The extensive use and improper disposal of plastics have led to severe environmental pollution, with the potential for microplastic accumulation in humans posing significant health risks. Microbial degradation has emerged as a research focus in the control of plastic pollution due to its ecological sustainability and substrate specificity. The efficiency of microbial degradation is temperature-dependent. Moderate increases in temperature can decrease the hardness and crystallinity of microplastics (MPs), thereby facilitating microbial activity and degradation. However, excessively high temperatures may activate microorganisms and denature proteins, resulting in diminished degradation. Against the backdrop of global warming and rising temperatures, studying the impact of extreme heat on microbial degradation of MPs is important. Research has shown that under extremely high temperature conditions, certain naturally occurring thermophilic microorganisms exhibit considerable potential for MP degradation.
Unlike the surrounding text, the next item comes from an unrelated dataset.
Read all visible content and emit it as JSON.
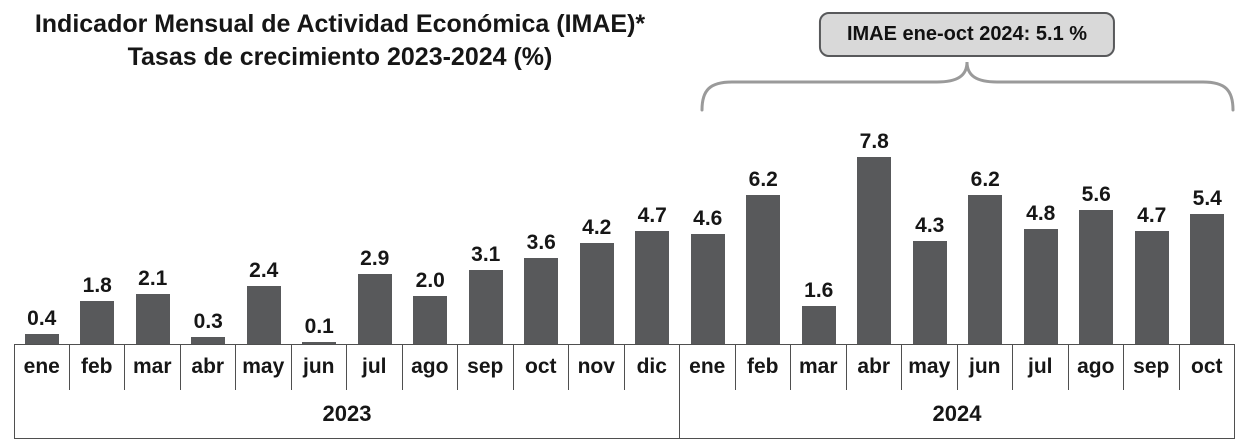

To enhance the heat resistance of degrading microbial communities and improve microplastic degradation efficiency, this review proposes multiple strategies, including exploring natural thermophilic microbial resources, enhancing the thermal stability and activity of degrading enzymes through enzyme engineering, and constructing heat-resistant engineered strains and synthetic microbial consortia. Simultaneously, limitations of current technologies are summarized, and future directions for improvement are suggested, providing a reference for further research, and offering technical insights into the high-temperature biodegradation of other pollutants.